After my sutures were out, I was instructed to take care of the site a little differently, primarily for scar prevention.
• Massage the area 2-3 times a day for a few minutes.
Using a clean finger, push down and firmly move the whole side of my nose in little circles. You’re not rubbing, but really just moving the whole area around. And don’t press too hard, it’s about half the pressure you apply to help a bloody nose. This helps bring down swelling by promoting lymphatic drainage.
• Apply Vitamin E or a “good moisturizer” to the area.
I’ve opted for neither of those options, but instead for Kate Somerville, D-Scar. It has a bunch of other ingredients good for scars, so I have high hopes! I’ll update you on the progress later.
This is definitely true. I tell my patients (our ICU is the peds burn unit for the city) that the best way to prevent scarring (or at least minimize it) is to be a crazy sunscreen person for the first year after any insult.

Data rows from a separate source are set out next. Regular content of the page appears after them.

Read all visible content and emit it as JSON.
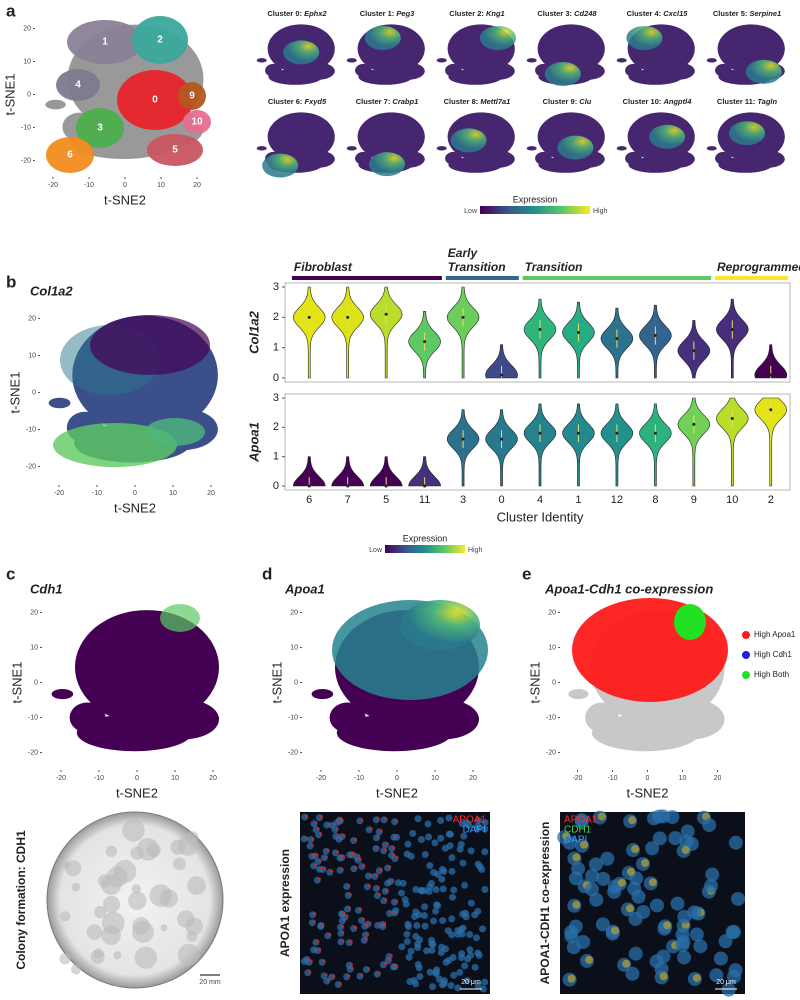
{
  "tsne_axes": {
    "x_label": "t-SNE2",
    "y_label": "t-SNE1",
    "ticks": [
      -20,
      -10,
      0,
      10,
      20
    ]
  },
  "panel_a": {
    "label": "a",
    "clusters": [
      {
        "name": "1",
        "color": "#8b8198"
      },
      {
        "name": "2",
        "color": "#3aa89c"
      },
      {
        "name": "4",
        "color": "#7d7a8f"
      },
      {
        "name": "0",
        "color": "#e8242a"
      },
      {
        "name": "9",
        "color": "#b5561f"
      },
      {
        "name": "10",
        "color": "#e56f8f"
      },
      {
        "name": "3",
        "color": "#4cae4c"
      },
      {
        "name": "6",
        "color": "#f28c1e"
      },
      {
        "name": "5",
        "color": "#c95560"
      }
    ],
    "feature_plots": [
      {
        "title": "Cluster 0:",
        "gene": "Ephx2"
      },
      {
        "title": "Cluster 1:",
        "gene": "Peg3"
      },
      {
        "title": "Cluster 2:",
        "gene": "Kng1"
      },
      {
        "title": "Cluster 3:",
        "gene": "Cd248"
      },
      {
        "title": "Cluster 4:",
        "gene": "Cxcl15"
      },
      {
        "title": "Cluster 5:",
        "gene": "Serpine1"
      },
      {
        "title": "Cluster 6:",
        "gene": "Fxyd5"
      },
      {
        "title": "Cluster 7:",
        "gene": "Crabp1"
      },
      {
        "title": "Cluster 8:",
        "gene": "Mettl7a1"
      },
      {
        "title": "Cluster 9:",
        "gene": "Clu"
      },
      {
        "title": "Cluster 10:",
        "gene": "Angptl4"
      },
      {
        "title": "Cluster 11:",
        "gene": "Tagln"
      }
    ],
    "legend": {
      "title": "Expression",
      "low": "Low",
      "high": "High"
    }
  },
  "panel_b": {
    "label": "b",
    "title": "Col1a2",
    "legend": {
      "title": "Expression",
      "low": "Low",
      "high": "High"
    },
    "violin": {
      "type": "violin",
      "x_label": "Cluster Identity",
      "categories": [
        "6",
        "7",
        "5",
        "11",
        "3",
        "0",
        "4",
        "1",
        "12",
        "8",
        "9",
        "10",
        "2"
      ],
      "ylim": [
        0,
        3
      ],
      "yticks": [
        0,
        1,
        2,
        3
      ],
      "series": [
        {
          "name": "Col1a2",
          "values": [
            2.0,
            2.0,
            2.1,
            1.2,
            2.0,
            0.1,
            1.6,
            1.5,
            1.3,
            1.4,
            0.9,
            1.6,
            0.1
          ],
          "colors": [
            "#e3e418",
            "#dde318",
            "#b8de29",
            "#5ec962",
            "#6ccd5a",
            "#3e4a89",
            "#2fb47c",
            "#25ac82",
            "#2c728e",
            "#32648e",
            "#46307e",
            "#472d7b",
            "#440154"
          ]
        },
        {
          "name": "Apoa1",
          "values": [
            0,
            0,
            0,
            0,
            1.6,
            1.6,
            1.8,
            1.8,
            1.8,
            1.8,
            2.1,
            2.3,
            2.6
          ],
          "colors": [
            "#440154",
            "#440154",
            "#440154",
            "#46307e",
            "#2c728e",
            "#2a788e",
            "#26828e",
            "#23898e",
            "#21918c",
            "#2db27d",
            "#73d056",
            "#b8de29",
            "#e3e418"
          ]
        }
      ],
      "groups": [
        {
          "lines": [
            "Fibroblast"
          ],
          "color": "#440154",
          "categories": [
            "6",
            "7",
            "5",
            "11"
          ]
        },
        {
          "lines": [
            "Early",
            "Transition"
          ],
          "color": "#31688e",
          "categories": [
            "3",
            "0"
          ]
        },
        {
          "lines": [
            "Transition"
          ],
          "color": "#5ec962",
          "categories": [
            "4",
            "1",
            "12",
            "8",
            "9"
          ]
        },
        {
          "lines": [
            "Reprogrammed"
          ],
          "color": "#fde725",
          "categories": [
            "10",
            "2"
          ]
        }
      ]
    }
  },
  "panel_c": {
    "label": "c",
    "title": "Cdh1",
    "image_label": "Colony formation: CDH1",
    "scale_bar": "20 mm"
  },
  "panel_d": {
    "label": "d",
    "title": "Apoa1",
    "image_label": "APOA1 expression",
    "channels": [
      {
        "name": "APOA1",
        "color": "#ff2a2a"
      },
      {
        "name": "DAPI",
        "color": "#3aa0ff"
      }
    ],
    "scale_bar": "20 μm"
  },
  "panel_e": {
    "label": "e",
    "title": "Apoa1-Cdh1 co-expression",
    "legend": [
      {
        "label": "High Apoa1",
        "color": "#ff1a1a"
      },
      {
        "label": "High Cdh1",
        "color": "#2020e0"
      },
      {
        "label": "High Both",
        "color": "#22e022"
      }
    ],
    "image_label": "APOA1-CDH1 co-expression",
    "channels": [
      {
        "name": "APOA1",
        "color": "#ff2a2a"
      },
      {
        "name": "CDH1",
        "color": "#3fd13f"
      },
      {
        "name": "DAPI",
        "color": "#3aa0ff"
      }
    ],
    "scale_bar": "20 μm"
  }
}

It’s true for my patient’s burns and it is true for my surgical scar.
I’m already a bit crazy with the sunscreen, but I’ll keep using my favorite sunscreens. First, my favorite Kiehl’s goes all over (I don’t even know how many times I’ve repurchased that stuff, it’s pretty amazing) and then if I’m heading outside with my daughter to play, I’ll be wiping a little of the Murad on my nose. That one has a lower SPF but is really meant for prominent areas like the nose, since it is a balm that will really stay put and I’ll be able to easily apply (and reapply) as needed. They both have the same active sunscreen ingredients (see below) and of course now that I’m writing this, I’m noticing the UVA II gap. Hmmm….

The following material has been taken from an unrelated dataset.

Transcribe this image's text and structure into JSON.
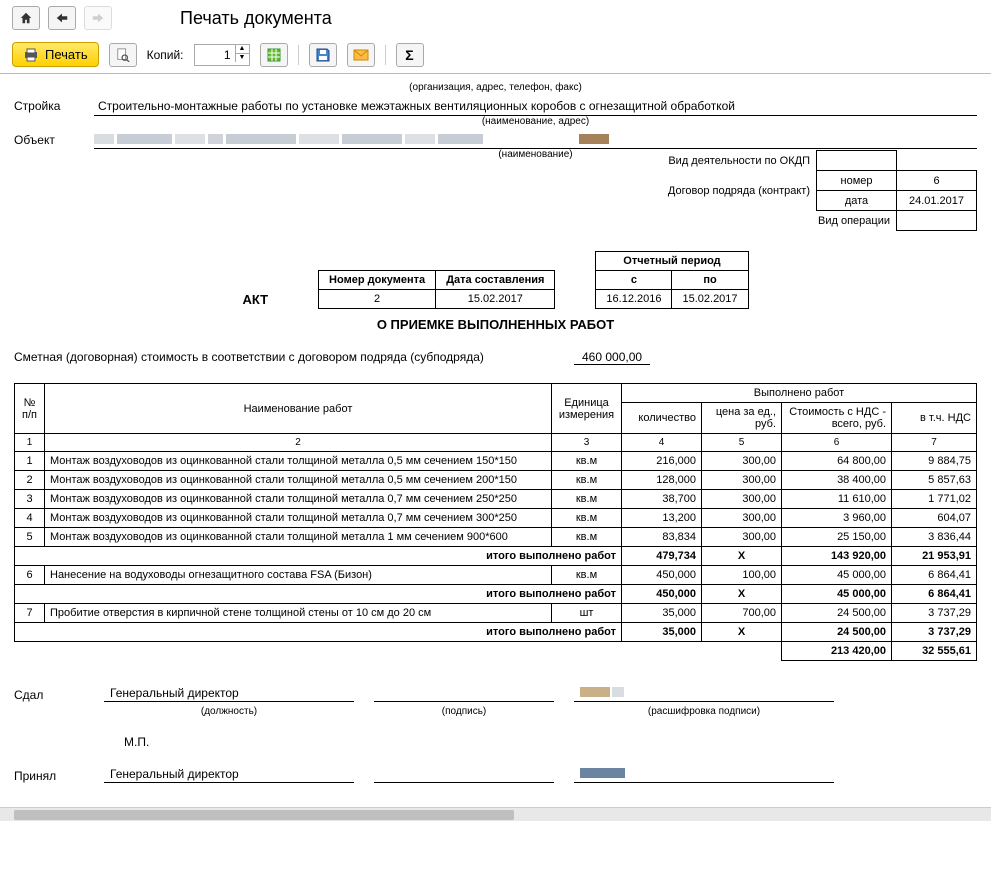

So, yes. I’ve confessed, to probably what is the closest I’ll ever get to real plastic surgery. My surgeon joked during my procedure that a lot of people “decide they need to be parted from their mole” and it was just my time. It’s been about 9 days now, and I admit it is strange to not see the bump in the mirror or to feel it on my nose at all. I doubt that I’ll ever have anything really done as I get older. I have good genes (you should see my mom, I’m lucky!) and I’m a sunscreen girl that doesn’t smoke. Beyond that, I’m busy earning every wrinkle I get. In the future though, look for more pictures of me looking to the left instead of the right!
Product Sent for Review
Note, 2 of the products mentioned were sent for review (I’ve purchased the Kiehl’s about 10 times, I’m not sure that it was ever sent from PR) and the medical procedure discussed was paid for by me.